Southeastern showers were particularly heavy across Florida, where daily-record totals were established in locations such as Melbourne (4.29 inches on September 1) and Jacksonville (4.13 inches on September 2).

Locally heavy showers were also scattered across the south-central U.S. and from the east-central Plains into the middle Mississippi Valley. Borger, Texas (1.71 inches), netted a daily-record sum for September 2, followed by a 3.07-inch total in Sioux City, Iowa, on September 3. Late in the week, a cold front triggered showers in the Pacific Northwest, while the remnants of Tropical Storm Erika produced heavy rain in parts of Puerto Rico and the U.S. Virgin Islands. Northwestern daily-record totals for September 5 included 0.75 inch in Portland, Oregon, and 0.21 inch in Yakima, Washington.
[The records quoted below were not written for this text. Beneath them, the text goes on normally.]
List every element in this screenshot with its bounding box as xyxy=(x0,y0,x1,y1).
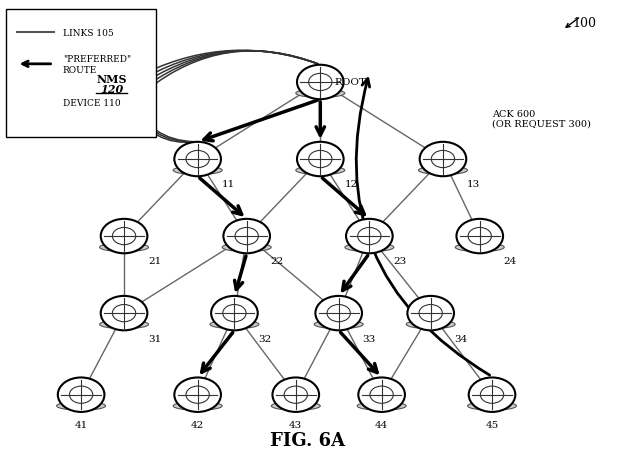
Text: 33: 33 xyxy=(363,334,376,343)
Circle shape xyxy=(272,378,319,412)
Text: LINKS 105: LINKS 105 xyxy=(63,29,113,37)
Circle shape xyxy=(297,66,344,100)
Text: 12: 12 xyxy=(344,180,358,189)
Ellipse shape xyxy=(57,402,106,410)
Circle shape xyxy=(211,296,258,331)
Circle shape xyxy=(297,142,344,177)
Circle shape xyxy=(420,142,466,177)
Text: 21: 21 xyxy=(148,257,162,266)
Circle shape xyxy=(316,296,362,331)
Text: FIG. 6A: FIG. 6A xyxy=(271,431,345,449)
Circle shape xyxy=(223,219,270,254)
Ellipse shape xyxy=(271,402,320,410)
Circle shape xyxy=(469,378,516,412)
Circle shape xyxy=(346,219,392,254)
Text: 43: 43 xyxy=(289,420,303,429)
Text: 100: 100 xyxy=(573,17,596,30)
Text: 32: 32 xyxy=(259,334,272,343)
Ellipse shape xyxy=(456,243,504,252)
Ellipse shape xyxy=(173,167,222,175)
Ellipse shape xyxy=(173,402,222,410)
Ellipse shape xyxy=(467,402,516,410)
Text: 34: 34 xyxy=(455,334,468,343)
Text: 22: 22 xyxy=(271,257,284,266)
Text: 11: 11 xyxy=(222,180,235,189)
Circle shape xyxy=(101,219,147,254)
Text: 41: 41 xyxy=(74,420,88,429)
Text: NMS: NMS xyxy=(97,74,127,85)
FancyBboxPatch shape xyxy=(6,10,156,138)
Circle shape xyxy=(407,296,454,331)
Text: 31: 31 xyxy=(148,334,162,343)
Text: DEVICE 110: DEVICE 110 xyxy=(63,99,120,108)
Circle shape xyxy=(175,142,221,177)
Circle shape xyxy=(101,296,147,331)
Ellipse shape xyxy=(296,90,345,98)
FancyBboxPatch shape xyxy=(75,62,149,103)
Text: 13: 13 xyxy=(467,180,480,189)
Text: 120: 120 xyxy=(100,84,123,95)
Ellipse shape xyxy=(100,320,149,329)
Text: 23: 23 xyxy=(394,257,407,266)
Circle shape xyxy=(358,378,405,412)
Text: "PREFERRED"
ROUTE: "PREFERRED" ROUTE xyxy=(63,55,131,74)
Text: 42: 42 xyxy=(191,420,204,429)
Ellipse shape xyxy=(100,243,149,252)
Ellipse shape xyxy=(357,402,406,410)
Ellipse shape xyxy=(314,320,363,329)
Ellipse shape xyxy=(210,320,259,329)
Text: 45: 45 xyxy=(485,420,499,429)
Ellipse shape xyxy=(345,243,394,252)
Text: 24: 24 xyxy=(504,257,517,266)
Text: ROOT: ROOT xyxy=(335,78,367,87)
Ellipse shape xyxy=(418,167,467,175)
Circle shape xyxy=(58,378,105,412)
Circle shape xyxy=(20,92,51,115)
Ellipse shape xyxy=(19,108,51,113)
Ellipse shape xyxy=(222,243,271,252)
Circle shape xyxy=(175,378,221,412)
Ellipse shape xyxy=(406,320,455,329)
Circle shape xyxy=(456,219,503,254)
Text: ACK 600
(OR REQUEST 300): ACK 600 (OR REQUEST 300) xyxy=(492,109,591,129)
Ellipse shape xyxy=(296,167,345,175)
Text: 44: 44 xyxy=(375,420,388,429)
Meanwhile, September 4-5 airport rainfall totals in the U.S. Virgin Islands reached 2.13 inches on St. Thomas and 2.41 inches on St. Croix, while localized 4- to 8-inch amounts were observed in Puerto Rico.

Warmth returned to Alaska, following a chilly end of August. In fact, daily-record highs were established in locations such as Bettles (71 degrees Fahrenheit on September 4) and Juneau (72 degrees Fahrenheit on September 5).

However, much of Alaska continued to receive widespread precipitation.

Kotzebue, which experienced a cooler-than-normal month for the first time this year-with an August average of 49.8 degrees Fahrenheit (2.3 degrees Fahrenheit below normal)-received August rainfall totaling 3.18 inches (159 percent of normal). Pockets of dryness persisted, however, across mainland Alaska, where McGrath's July-August rainfall totaled just 2.02 inches (40 percent of normal). Farther south, generally tranquil weather continued across Hawaii, with showers mostly confined to windward locations. On the Big Island, Hilo netted 2.26 inches of rain (146 percent of normal) during the first 5 days of September.